Comfortable "chiclet" keyboard with flat, separate keys - 88% of a standard keyboard

0.3MP webcam with built-in microphone

Connections: 3x USB, 1x Headset, 1x Microphone, 1x LAN RJ45, 1x DC-in 12V, 1x External card reader: SD/MMC/SDHC, 1x Internal card reader: SD/SDHC

DIP Switch

sil

Urfoex: that Hercules thing is a netbook. Small screen, small storage. I couldn't use it as a main machine :(

Chris

To help you making the decision (^_-), here is a report about how Fedora does on the ThinkPad X220:

http://paul.frields.org/2011/06/21/fedora-15-rocks-on-thinkpad/

mu3en

Always Innovating SmartBook concept aims in the right direction. However, as pointed out, AI is just not a serious company. Been trying for over a year to love their TouchBook, but there is just too much wrong with the hardware and a total lack of support or responsiveness.

Beyond that though, for a couple of years I've been pushing the idea that desktops, laptops, tablets, etc. are all already redundant: all we need is a little box in our pocket that connects to external displays and input devices as required.

While Apple [and others] anticompetitive business model dominates the hardware market, this concept is likely to remain theoretical since it implies selling far fewer high cost devices, and hence less profit...

Chris

Perhaps we should all just wait for Santa to deliver ARM-based notebooks: http://www.digitimes.com/news/a20110622PD206.html

durex real feel

its interesting and well judged analysis is reflecting in this writing.

SAD

ASD

Ben Mather

Try the Genesi EFIKA.

http://www.genesi-usa.com/products/smartbook

It looks like exactly what you want.

olivier

I also really like the idea of a phone you could dock to transform into a full computer. But I'm far less confidant than you on manufacturers agreeing on a single standard connector, laptop docks have existed for years and we still don't have standard connectors.

Richard Appleby

I've been running Ubuntu 10.10 on a Lenovo Thinkpad x201, with an upgraded 500GB 7200rpm disk for the last 6 months. I get 7ish hours continuous use with a 9 cell battery with the screen brightness set to 2/3rd max. I added the Lenovo travel adaptor for a rather dinky universal PSU (mains, car & airline) that also charges my phone.

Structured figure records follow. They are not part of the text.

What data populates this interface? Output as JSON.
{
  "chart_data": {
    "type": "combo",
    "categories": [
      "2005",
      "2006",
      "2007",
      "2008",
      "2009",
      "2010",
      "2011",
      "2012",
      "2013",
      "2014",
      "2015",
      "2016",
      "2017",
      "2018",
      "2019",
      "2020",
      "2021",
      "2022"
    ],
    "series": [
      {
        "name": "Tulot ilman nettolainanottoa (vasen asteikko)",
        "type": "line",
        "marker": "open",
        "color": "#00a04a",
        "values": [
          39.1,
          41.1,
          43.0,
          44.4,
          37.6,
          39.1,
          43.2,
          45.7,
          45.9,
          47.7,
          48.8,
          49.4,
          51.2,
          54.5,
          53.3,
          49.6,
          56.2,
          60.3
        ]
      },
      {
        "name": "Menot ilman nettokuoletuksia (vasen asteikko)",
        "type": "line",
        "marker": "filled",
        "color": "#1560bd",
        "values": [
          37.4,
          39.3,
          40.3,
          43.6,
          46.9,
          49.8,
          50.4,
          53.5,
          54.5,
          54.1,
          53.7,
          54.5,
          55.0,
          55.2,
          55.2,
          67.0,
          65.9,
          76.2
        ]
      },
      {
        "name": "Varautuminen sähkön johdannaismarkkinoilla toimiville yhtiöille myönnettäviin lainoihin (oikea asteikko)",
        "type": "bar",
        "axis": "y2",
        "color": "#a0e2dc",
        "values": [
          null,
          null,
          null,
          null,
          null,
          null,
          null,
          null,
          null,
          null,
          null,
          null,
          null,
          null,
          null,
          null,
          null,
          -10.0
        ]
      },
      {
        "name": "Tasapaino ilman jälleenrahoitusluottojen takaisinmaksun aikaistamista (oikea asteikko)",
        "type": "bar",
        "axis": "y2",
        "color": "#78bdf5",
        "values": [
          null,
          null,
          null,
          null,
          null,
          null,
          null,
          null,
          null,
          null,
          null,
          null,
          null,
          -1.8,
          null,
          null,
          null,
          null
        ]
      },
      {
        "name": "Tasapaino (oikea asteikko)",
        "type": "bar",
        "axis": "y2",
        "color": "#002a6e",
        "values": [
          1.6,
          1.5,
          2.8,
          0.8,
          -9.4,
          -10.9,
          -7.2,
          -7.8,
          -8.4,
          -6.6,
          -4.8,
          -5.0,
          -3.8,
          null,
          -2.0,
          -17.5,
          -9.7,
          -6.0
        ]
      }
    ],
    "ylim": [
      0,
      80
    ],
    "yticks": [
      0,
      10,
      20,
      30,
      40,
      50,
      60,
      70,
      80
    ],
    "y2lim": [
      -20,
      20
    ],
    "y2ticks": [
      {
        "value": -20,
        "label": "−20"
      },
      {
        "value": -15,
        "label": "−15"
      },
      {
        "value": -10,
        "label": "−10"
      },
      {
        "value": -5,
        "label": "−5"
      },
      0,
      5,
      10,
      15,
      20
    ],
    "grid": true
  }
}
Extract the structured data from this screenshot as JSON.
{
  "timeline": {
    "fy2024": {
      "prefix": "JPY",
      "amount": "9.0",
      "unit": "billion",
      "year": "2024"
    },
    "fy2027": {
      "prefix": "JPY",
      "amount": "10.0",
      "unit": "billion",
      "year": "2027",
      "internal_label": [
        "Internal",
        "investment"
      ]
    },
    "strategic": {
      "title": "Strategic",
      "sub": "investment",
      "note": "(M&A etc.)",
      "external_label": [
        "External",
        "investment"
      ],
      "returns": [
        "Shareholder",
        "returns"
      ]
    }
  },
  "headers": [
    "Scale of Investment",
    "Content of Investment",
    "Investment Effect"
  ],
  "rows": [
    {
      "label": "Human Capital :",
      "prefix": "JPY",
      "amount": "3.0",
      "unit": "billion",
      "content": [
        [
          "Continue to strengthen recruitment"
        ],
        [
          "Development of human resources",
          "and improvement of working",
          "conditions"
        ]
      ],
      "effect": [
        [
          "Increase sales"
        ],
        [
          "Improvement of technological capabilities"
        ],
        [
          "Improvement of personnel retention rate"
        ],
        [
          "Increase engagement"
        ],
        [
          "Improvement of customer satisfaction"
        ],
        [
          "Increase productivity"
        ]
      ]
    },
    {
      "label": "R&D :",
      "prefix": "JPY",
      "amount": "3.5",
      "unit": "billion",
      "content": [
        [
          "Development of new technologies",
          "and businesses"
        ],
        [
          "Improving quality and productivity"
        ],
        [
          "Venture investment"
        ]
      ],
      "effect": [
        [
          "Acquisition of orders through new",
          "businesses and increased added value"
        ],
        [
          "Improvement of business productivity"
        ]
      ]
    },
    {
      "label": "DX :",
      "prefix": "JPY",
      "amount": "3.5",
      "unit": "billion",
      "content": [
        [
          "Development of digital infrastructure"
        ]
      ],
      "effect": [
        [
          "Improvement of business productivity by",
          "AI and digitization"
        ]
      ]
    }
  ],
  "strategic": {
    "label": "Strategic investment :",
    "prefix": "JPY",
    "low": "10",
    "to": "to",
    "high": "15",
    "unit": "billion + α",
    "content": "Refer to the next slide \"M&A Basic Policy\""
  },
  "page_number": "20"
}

It may not be perfect, but it's pretty darned close.

DJ Hire Prices

I have searching for information and finally this blog is very good and the nice designed...Generally I do not post on articles, but I would like to say that this article really forced me to do so!

This website belongs to Stuart Langridge. Contact details are available. Don't eat yellow snow. Valid HTML5, at least in theory, except for the bits that aren't because I'm that futuristic that I'm ahead of the spec, oh yes. HTML5 help from Bruce Lawson, among others. Fonts from the superb FontSquirrel. End.